Everyone knows his heart is, and always has been, north of the border and that's understandable - that's where his family is.
Not many people would have a problem with him going back to a club he spent 21 years with and won six premierships for, but the main problem they would have an issue with is how he's gone about it.
It's been well-documented over the last 12 hours that Bennett was on the phone to Lachlan Murdoch yesterday.
This is the same day he was meant to be preparing his current side (the Knights) for their biggest and most emotional match in their history.
This round, and in particular yesterday, was meant to be about Alex McKinnon.
And by and large everyone involved did a tremendous job except, it seems, the coach on the day of the event.
This is the man who appeared to have a strong bond with McKinnon, wrote an article about him and choked up during Erin Molan's interview on last week's Footy Show.
But yesterday, while he should have been preparing and helping his side keep their emotions in check, he had Mr Murdoch on the other end of the phone stitching up a new deal.

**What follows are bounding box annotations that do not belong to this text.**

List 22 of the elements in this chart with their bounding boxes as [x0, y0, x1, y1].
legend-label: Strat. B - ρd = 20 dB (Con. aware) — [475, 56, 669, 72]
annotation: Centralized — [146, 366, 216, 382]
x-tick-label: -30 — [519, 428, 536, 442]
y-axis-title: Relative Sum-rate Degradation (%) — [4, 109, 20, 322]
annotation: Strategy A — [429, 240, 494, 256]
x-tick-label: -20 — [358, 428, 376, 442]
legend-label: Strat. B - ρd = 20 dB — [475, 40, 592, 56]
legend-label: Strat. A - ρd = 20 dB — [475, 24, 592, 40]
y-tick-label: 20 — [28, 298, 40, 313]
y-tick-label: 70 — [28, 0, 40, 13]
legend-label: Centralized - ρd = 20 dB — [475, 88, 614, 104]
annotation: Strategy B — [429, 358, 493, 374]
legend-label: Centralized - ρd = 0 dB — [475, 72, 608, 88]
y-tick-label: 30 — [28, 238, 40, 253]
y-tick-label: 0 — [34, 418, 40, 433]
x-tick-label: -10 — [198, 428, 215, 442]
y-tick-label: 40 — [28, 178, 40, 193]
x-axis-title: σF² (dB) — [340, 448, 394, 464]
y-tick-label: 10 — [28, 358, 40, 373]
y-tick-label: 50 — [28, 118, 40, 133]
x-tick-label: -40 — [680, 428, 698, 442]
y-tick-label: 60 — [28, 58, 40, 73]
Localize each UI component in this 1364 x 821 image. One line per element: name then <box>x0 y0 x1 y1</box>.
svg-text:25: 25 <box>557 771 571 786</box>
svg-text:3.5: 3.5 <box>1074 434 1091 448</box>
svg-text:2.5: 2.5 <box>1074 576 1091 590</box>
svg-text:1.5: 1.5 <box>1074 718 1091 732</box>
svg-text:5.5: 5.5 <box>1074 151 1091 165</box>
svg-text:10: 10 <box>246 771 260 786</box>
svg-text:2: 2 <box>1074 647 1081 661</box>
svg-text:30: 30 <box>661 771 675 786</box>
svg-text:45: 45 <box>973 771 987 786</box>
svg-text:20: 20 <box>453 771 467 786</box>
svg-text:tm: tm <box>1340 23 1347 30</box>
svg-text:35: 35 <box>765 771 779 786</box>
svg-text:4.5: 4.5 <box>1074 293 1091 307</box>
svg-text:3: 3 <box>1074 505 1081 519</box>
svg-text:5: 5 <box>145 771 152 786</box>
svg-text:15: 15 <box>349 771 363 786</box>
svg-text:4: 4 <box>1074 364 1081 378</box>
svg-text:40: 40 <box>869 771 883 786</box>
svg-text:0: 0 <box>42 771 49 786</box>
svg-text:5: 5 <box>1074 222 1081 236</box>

What was so important about that phone call that it couldn't have waited 24 hours? Why did have to be yesterday?
It now asks another question - what legacy will Wayne Bennett leave in the Hunter?

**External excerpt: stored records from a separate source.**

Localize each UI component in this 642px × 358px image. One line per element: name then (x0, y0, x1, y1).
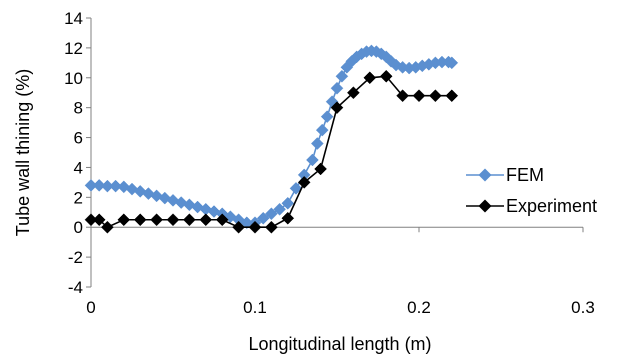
x-tick-label: 0.3 (571, 298, 595, 317)
data-point (445, 56, 459, 70)
legend: FEM Experiment (466, 165, 597, 216)
data-point (117, 213, 131, 227)
data-point (133, 213, 147, 227)
y-tick-label: 8 (74, 99, 83, 118)
data-point (412, 89, 426, 103)
data-point (150, 213, 163, 227)
data-point (101, 220, 114, 234)
y-tick-label: 2 (74, 188, 83, 207)
data-point (330, 81, 344, 95)
data-point (347, 86, 360, 100)
y-tick-label: 14 (64, 9, 83, 28)
y-tick-label: 10 (64, 69, 83, 88)
data-point (265, 207, 278, 221)
data-point (330, 101, 344, 115)
series-fem (84, 44, 459, 230)
data-point (158, 191, 172, 205)
data-point (215, 213, 229, 227)
data-point (363, 71, 377, 85)
axes (86, 17, 584, 288)
data-point (289, 182, 303, 195)
x-tick-label: 0.1 (243, 298, 267, 317)
data-point (396, 89, 409, 103)
data-point (174, 196, 188, 209)
data-point (92, 179, 106, 192)
data-point (232, 220, 245, 234)
data-point (166, 213, 180, 227)
data-point (125, 182, 139, 196)
data-point (256, 211, 270, 225)
series-line (91, 75, 452, 229)
data-point (248, 220, 262, 234)
y-tick-label: 0 (74, 218, 83, 237)
x-tick-label: 0 (86, 298, 95, 317)
y-tick-label: 4 (74, 158, 83, 177)
data-point (445, 89, 459, 103)
y-axis-label: Tube wall thining (%) (13, 69, 33, 236)
data-point (150, 189, 163, 203)
legend-label: Experiment (506, 196, 597, 216)
data-point (92, 213, 106, 227)
data-point (133, 185, 147, 198)
legend-item-experiment: Experiment (466, 196, 597, 216)
legend-marker (478, 199, 492, 213)
data-point (320, 110, 334, 123)
data-point (315, 123, 329, 137)
data-point (297, 176, 311, 189)
series-line (91, 50, 452, 224)
data-point (314, 162, 327, 176)
data-point (379, 69, 393, 83)
data-point (379, 50, 393, 64)
series-layer (84, 44, 459, 234)
data-point (109, 179, 122, 193)
y-tick-label: -4 (68, 278, 83, 297)
data-point (183, 198, 196, 212)
data-point (384, 54, 398, 68)
legend-item-fem: FEM (466, 165, 544, 185)
data-point (306, 153, 319, 167)
data-point (281, 196, 295, 210)
x-axis-label: Longitudinal length (m) (248, 334, 431, 354)
data-point (265, 220, 278, 234)
x-tick-labels: 0 0.1 0.2 0.3 (86, 298, 595, 317)
data-point (207, 205, 221, 218)
data-point (335, 69, 349, 83)
data-point (310, 137, 324, 150)
data-point (183, 213, 196, 227)
data-point (429, 89, 442, 103)
series-experiment (84, 69, 459, 234)
legend-label: FEM (506, 165, 544, 185)
x-tick-label: 0.2 (407, 298, 431, 317)
y-tick-label: -2 (68, 248, 83, 267)
data-point (199, 213, 213, 227)
data-point (273, 202, 286, 216)
data-point (281, 211, 295, 225)
legend-marker (478, 168, 492, 182)
y-tick-label: 6 (74, 129, 83, 148)
y-tick-label: 12 (64, 39, 83, 58)
y-tick-labels: -4 -2 0 2 4 6 8 10 12 14 (64, 9, 83, 297)
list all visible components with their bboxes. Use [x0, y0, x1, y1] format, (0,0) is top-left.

He finds himself in a very similar position to that which Brian Smith found himself in during the back end of 2009 when he coached the Knights. He didn't see the season out.
When Bennett signed on the dotted line in Newcastle expectations were rightfully high, but his CV allowed for that.
Seven premierships. That says it all. But not only that, he had his sides playing on a consistent level.
He wanted a challenge, but by walking away from the Knights a year early it seems he's taking the easy option.
Another theory could be to question whether he actually is a good coach, or just a good manager of men.
He's been blessed with many high-quality playing rosters in his time and the only one which has failed has been with a team who, with all due respect to the players involved, hasn't been as good as those he had at the Broncos for 20 years and that which he inherited at the Dragons.
Since 2012 the Knights haven't gone anywhere. In fact, they've arguably gone backwards - even allowing for their preliminary final appearance last season.
But it could be argued a strong six to eight-week finish to 2013 papered over the cracks, and they've been found out this season even allowing for everything the club has been through.
The Knights fumbled and bumbled their way through 2012, they did likewise for half of 2013 and they've done the same for all of 2014.
Bennett said at various times in 2012 he "didn't know which team was going to get off the bus". Surely that's the coach's job to know.
And then yesterday he basically admitted to giving up on the Knights.
‘‘We finished up raining on our own parade. It's just been such a crazy season, I've given up trying to work out why,'' he said.
‘‘Maybe I'm too hard. Maybe there are a lot of those issues that still linger with them regarding Alex. You'd have to ask each one of them individually, and I don't intend to do that."
If that's the case the Knights need a coach who will talk to the players and that coach is not Bennett.
The time is now to start preparing for 2015.